In the review she shows great disdain for Charles Dickens, the man. And clearly he was far from perfect.
She also criticizes his novels generally, with an observation similar to my own, that his great strength in creating rich characters comes at the detriment of great storytelling: "With such a power at his command Dickens made his books blaze up, not by tightening the plot or sharpening the wit, but by throwing another handful of people on the fire."
Reading Dickens' novels for me roughly simulates panning for gold. So much humdrum (albeit littered with perfectly lovely "handful's of people thrown on the fire") to sift through, before a blaze of brilliance drops ones jaw, with a piece of literature that stands apart from everything else.
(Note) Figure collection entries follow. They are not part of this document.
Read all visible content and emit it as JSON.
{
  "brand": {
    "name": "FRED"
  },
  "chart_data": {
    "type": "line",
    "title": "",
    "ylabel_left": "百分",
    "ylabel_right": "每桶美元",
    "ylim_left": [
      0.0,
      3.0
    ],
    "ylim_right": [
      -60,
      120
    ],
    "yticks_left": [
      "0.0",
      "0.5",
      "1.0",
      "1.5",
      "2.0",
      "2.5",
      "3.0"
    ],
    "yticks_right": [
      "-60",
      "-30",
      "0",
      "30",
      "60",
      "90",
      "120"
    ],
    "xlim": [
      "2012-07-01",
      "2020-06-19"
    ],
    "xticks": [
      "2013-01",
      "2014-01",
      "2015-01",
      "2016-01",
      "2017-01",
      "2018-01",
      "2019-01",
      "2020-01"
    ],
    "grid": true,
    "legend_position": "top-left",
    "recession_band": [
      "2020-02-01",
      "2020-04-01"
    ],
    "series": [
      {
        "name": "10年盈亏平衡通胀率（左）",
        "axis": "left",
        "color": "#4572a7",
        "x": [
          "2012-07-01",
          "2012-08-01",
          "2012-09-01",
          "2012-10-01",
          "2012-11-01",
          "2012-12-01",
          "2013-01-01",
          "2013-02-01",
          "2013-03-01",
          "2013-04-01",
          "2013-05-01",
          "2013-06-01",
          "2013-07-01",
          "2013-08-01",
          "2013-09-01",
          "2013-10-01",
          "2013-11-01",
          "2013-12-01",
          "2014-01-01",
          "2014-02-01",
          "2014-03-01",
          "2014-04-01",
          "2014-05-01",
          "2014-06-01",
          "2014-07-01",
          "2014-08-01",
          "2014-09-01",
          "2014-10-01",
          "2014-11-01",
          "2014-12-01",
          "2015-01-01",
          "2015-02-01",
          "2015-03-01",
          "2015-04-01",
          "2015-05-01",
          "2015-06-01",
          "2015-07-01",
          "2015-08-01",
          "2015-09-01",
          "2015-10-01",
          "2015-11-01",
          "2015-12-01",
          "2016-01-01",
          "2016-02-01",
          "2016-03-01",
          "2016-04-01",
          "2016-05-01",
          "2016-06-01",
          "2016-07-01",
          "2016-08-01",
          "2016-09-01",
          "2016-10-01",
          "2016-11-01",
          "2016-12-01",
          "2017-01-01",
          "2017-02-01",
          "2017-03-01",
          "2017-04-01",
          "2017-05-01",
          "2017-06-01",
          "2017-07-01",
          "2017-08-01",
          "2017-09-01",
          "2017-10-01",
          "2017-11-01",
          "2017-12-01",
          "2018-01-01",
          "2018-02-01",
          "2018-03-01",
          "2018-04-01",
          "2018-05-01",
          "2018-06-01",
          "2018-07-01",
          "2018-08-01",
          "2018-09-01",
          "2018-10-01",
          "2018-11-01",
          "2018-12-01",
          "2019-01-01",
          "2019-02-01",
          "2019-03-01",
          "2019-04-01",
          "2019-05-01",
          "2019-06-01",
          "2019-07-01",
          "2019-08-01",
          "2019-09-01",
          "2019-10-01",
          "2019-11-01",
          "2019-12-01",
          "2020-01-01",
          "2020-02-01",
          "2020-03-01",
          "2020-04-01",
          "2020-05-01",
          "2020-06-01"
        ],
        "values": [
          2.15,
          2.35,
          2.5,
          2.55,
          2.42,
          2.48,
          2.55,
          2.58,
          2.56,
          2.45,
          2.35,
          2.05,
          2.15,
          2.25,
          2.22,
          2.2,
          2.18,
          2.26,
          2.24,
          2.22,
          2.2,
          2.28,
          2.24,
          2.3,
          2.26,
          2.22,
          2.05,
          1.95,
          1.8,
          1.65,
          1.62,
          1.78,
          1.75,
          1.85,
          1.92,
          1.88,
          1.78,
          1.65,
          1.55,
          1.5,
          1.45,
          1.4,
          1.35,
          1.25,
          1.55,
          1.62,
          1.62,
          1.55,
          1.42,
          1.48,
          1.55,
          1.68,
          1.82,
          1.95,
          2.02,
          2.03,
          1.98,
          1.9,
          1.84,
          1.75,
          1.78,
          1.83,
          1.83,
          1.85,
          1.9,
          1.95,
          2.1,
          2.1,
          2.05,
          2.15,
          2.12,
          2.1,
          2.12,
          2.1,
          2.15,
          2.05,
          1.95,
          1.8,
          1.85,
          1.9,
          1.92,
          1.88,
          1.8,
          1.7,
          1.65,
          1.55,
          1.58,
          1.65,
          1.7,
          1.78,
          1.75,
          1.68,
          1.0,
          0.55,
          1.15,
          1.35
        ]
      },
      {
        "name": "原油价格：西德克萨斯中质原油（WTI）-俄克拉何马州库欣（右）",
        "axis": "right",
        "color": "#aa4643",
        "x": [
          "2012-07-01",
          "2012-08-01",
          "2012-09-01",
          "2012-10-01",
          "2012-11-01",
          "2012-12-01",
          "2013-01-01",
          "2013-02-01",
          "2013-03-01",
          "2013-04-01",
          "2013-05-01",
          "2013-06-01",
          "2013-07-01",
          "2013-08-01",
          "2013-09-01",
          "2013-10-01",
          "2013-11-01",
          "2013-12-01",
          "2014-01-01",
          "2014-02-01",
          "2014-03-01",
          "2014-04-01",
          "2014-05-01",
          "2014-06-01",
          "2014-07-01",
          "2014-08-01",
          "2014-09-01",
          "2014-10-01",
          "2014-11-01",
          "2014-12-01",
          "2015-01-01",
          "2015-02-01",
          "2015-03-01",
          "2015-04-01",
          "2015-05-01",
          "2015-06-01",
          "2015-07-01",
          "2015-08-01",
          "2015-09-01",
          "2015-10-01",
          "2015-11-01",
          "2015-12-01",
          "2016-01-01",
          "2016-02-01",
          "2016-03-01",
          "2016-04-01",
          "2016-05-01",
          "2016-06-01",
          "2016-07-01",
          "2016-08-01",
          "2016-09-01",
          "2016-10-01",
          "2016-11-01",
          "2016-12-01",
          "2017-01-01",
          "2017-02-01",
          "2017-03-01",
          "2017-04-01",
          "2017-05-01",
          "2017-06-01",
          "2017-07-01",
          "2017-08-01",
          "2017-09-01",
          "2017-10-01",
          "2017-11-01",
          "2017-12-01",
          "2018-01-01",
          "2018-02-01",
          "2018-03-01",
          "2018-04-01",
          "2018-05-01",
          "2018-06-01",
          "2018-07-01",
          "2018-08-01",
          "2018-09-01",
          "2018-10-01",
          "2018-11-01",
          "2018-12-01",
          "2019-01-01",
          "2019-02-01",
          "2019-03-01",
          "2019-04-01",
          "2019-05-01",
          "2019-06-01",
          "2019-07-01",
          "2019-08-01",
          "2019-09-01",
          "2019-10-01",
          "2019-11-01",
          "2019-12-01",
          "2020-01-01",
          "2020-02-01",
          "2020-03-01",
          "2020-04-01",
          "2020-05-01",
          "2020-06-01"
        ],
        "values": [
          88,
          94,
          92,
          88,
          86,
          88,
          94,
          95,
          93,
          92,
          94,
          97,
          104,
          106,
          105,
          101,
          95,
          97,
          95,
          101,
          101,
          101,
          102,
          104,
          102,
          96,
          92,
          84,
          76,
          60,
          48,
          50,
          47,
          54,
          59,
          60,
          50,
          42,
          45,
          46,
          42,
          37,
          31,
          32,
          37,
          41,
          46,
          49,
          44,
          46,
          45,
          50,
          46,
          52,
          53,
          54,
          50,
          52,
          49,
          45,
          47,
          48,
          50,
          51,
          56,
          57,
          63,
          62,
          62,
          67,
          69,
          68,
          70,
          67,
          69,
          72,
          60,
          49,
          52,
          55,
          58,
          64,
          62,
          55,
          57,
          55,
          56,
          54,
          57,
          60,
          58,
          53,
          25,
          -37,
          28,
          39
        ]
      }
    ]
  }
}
Such is the case for me, and Ms. Woolf apparently, with David Copperfield. I've enjoyed all of his novels in various degrees, but Copperfield stands on a pedestal of its own, set apart from all other novels by any author that I know of. She writes of the danger of solely relying upon characters, then...
But that danger is surmounted in David Copperfield. There, though characters swarm and life flows into every creek and cranny, some common feeling - youth, gaiety, hope envelops the tumult, brings the scattered parts together, and invests the most perfect of all the Dickens novels with an atmosphere of beauty.
This only makes me want to read Copperfield yet again. And maybe some Woolf, as well.